Playwright Michelle Tan “localises” Ibsen’s play admirably. With some pretty sharp writing, she makes it her own as her witty and snarky voice emerges. She and director Luke Kwek present the play as some kind of narrative “house” in flux, the story going back and forth the original’s ending and the journey that led to it, and with clearly outlined symbolisms regarding the husband-and-wife’s act of renovating their flat.

Playing Nora, promising actress Ethel Yap does her notoriously complex character justice: A ditzy wannabe tai-tai who takes pottery classes, she shuffles from being irritating and charming, innocent and flirtatious, manipulative and helpless. You’re drawn to her performance — and that of Ellison Tan’s as well. As the straight-talking childhood friend Christine, she’s a no-nonsense counterpoint to Yap’s erratic Nora.

Unfortunately, there’s also another reason why the two women stand out. On opening night at least, the performances of their male counterparts leave much to be desired in what seems to be a glaring discrepancy in intensity.
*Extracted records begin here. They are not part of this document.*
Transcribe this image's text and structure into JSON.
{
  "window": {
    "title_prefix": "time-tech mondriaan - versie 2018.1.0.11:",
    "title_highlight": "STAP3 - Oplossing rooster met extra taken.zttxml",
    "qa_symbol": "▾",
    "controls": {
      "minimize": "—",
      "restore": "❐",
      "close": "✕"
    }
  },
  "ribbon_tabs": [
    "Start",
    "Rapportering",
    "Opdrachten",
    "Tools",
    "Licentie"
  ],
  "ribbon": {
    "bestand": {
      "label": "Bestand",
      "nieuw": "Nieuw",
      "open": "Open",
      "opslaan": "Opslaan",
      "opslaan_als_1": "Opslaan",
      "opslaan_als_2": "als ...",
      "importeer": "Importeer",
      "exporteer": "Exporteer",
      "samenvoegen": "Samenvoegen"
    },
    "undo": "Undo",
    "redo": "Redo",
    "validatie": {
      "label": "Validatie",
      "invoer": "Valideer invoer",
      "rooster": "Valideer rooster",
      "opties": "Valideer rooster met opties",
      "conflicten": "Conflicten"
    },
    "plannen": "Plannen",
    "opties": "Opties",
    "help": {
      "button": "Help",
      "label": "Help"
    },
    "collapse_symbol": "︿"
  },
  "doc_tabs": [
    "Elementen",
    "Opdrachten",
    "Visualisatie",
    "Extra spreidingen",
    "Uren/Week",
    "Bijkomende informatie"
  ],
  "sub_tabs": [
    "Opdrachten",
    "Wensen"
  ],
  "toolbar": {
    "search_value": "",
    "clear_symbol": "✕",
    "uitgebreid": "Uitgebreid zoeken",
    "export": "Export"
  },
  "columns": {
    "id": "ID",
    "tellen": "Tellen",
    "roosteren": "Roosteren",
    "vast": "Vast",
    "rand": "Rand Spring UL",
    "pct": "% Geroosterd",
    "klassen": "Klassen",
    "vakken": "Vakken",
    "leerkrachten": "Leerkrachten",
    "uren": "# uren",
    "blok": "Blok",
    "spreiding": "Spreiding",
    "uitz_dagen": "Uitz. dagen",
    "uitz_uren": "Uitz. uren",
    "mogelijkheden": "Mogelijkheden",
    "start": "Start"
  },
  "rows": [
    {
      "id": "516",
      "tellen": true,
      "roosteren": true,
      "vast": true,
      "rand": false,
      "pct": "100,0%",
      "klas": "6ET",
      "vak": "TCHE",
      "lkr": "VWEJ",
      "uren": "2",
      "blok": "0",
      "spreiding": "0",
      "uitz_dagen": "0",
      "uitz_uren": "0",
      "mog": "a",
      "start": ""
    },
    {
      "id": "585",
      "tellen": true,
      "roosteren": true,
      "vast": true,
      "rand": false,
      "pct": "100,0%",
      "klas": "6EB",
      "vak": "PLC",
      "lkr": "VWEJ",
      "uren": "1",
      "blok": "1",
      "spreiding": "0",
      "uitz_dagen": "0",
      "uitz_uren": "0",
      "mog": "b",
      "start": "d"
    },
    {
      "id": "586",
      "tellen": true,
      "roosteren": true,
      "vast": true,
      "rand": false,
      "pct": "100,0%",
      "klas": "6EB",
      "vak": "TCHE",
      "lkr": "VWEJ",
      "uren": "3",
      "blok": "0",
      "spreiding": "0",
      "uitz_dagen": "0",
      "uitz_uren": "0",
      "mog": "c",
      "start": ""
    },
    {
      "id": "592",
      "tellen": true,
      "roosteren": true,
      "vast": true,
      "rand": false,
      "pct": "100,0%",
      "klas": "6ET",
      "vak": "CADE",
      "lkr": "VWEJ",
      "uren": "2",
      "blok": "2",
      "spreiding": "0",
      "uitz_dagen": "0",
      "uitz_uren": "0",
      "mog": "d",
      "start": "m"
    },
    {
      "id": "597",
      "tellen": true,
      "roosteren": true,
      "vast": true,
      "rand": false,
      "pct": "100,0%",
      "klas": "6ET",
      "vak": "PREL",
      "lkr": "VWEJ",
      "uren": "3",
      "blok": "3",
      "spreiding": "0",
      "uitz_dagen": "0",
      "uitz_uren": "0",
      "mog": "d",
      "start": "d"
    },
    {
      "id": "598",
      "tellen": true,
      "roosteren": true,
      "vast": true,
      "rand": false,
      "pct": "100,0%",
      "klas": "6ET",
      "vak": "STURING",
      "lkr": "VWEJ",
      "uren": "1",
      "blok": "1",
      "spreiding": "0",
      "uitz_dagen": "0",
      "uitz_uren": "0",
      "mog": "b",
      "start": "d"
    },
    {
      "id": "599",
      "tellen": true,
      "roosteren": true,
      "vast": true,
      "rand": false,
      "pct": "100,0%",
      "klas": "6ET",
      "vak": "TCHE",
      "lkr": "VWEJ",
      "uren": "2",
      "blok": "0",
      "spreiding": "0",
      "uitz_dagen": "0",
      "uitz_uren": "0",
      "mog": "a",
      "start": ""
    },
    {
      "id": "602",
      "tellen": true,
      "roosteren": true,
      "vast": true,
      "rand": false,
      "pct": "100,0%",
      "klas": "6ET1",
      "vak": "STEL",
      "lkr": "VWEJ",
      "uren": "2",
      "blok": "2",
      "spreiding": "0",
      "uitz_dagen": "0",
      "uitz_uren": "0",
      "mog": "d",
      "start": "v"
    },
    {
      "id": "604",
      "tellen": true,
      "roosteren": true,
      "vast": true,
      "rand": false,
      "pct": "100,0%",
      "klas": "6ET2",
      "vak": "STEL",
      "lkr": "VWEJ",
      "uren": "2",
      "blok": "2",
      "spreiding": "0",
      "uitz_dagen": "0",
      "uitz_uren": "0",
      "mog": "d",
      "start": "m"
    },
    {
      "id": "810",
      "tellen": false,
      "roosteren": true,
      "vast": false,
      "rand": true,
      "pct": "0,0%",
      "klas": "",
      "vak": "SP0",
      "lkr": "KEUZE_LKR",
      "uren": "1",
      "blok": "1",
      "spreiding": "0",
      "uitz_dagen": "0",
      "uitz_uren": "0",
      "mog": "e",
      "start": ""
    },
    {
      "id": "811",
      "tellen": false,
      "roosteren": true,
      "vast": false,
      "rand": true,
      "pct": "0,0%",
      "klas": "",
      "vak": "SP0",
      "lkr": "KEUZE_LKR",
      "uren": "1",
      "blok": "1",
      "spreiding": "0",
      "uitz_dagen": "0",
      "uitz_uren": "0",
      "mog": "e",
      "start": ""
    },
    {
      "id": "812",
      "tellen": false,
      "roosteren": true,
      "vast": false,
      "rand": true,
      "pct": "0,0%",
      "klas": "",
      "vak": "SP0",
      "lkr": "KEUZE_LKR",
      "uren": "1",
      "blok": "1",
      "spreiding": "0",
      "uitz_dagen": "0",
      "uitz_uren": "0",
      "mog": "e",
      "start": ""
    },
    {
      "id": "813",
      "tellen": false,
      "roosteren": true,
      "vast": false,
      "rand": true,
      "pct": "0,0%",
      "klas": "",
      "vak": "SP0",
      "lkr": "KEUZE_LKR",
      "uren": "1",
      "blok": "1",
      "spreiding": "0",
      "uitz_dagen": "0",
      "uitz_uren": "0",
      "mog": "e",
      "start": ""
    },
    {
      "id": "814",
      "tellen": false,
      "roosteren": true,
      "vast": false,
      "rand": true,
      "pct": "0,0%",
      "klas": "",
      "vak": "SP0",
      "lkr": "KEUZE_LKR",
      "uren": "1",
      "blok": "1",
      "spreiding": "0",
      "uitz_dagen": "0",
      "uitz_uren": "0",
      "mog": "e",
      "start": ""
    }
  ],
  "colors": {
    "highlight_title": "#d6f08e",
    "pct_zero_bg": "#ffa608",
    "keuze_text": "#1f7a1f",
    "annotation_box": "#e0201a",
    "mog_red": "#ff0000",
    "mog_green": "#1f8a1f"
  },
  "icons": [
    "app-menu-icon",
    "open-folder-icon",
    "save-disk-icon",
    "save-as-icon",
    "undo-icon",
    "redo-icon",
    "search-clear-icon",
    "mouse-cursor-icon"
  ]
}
Or perhaps the boys just aren’t in the same zone, so to speak. Marlon Dance-Hooi, who plays the scheming blackmailer Niles Koh, and Andrew Mowatt as psychiatrist Dr Rank seem altogether out of sync with Yap and Tan’s more natural approach. And, ultimately, more should be expected of KS Yeo’s take on Thomas as the smug, condescending husband with a trophy wife he calls “hamster”. The wild emotional twists and turns of Nora is in need of a wall to run against but in the end, one can’t help but see her come across as a petulant brat — mainly because she’s confronted by someone who is actually meeker than her.

Still, you’ve got to give Our Company credit for its ambitions — it’s a “house” with solid foundations and one hopes its inhabitants would eventually settle in nicely.

Dear Nora runs until June 22, 8pm, Drama Centre Black Box. With 3pm matinees. Tickets at S$30 from Ticketmash.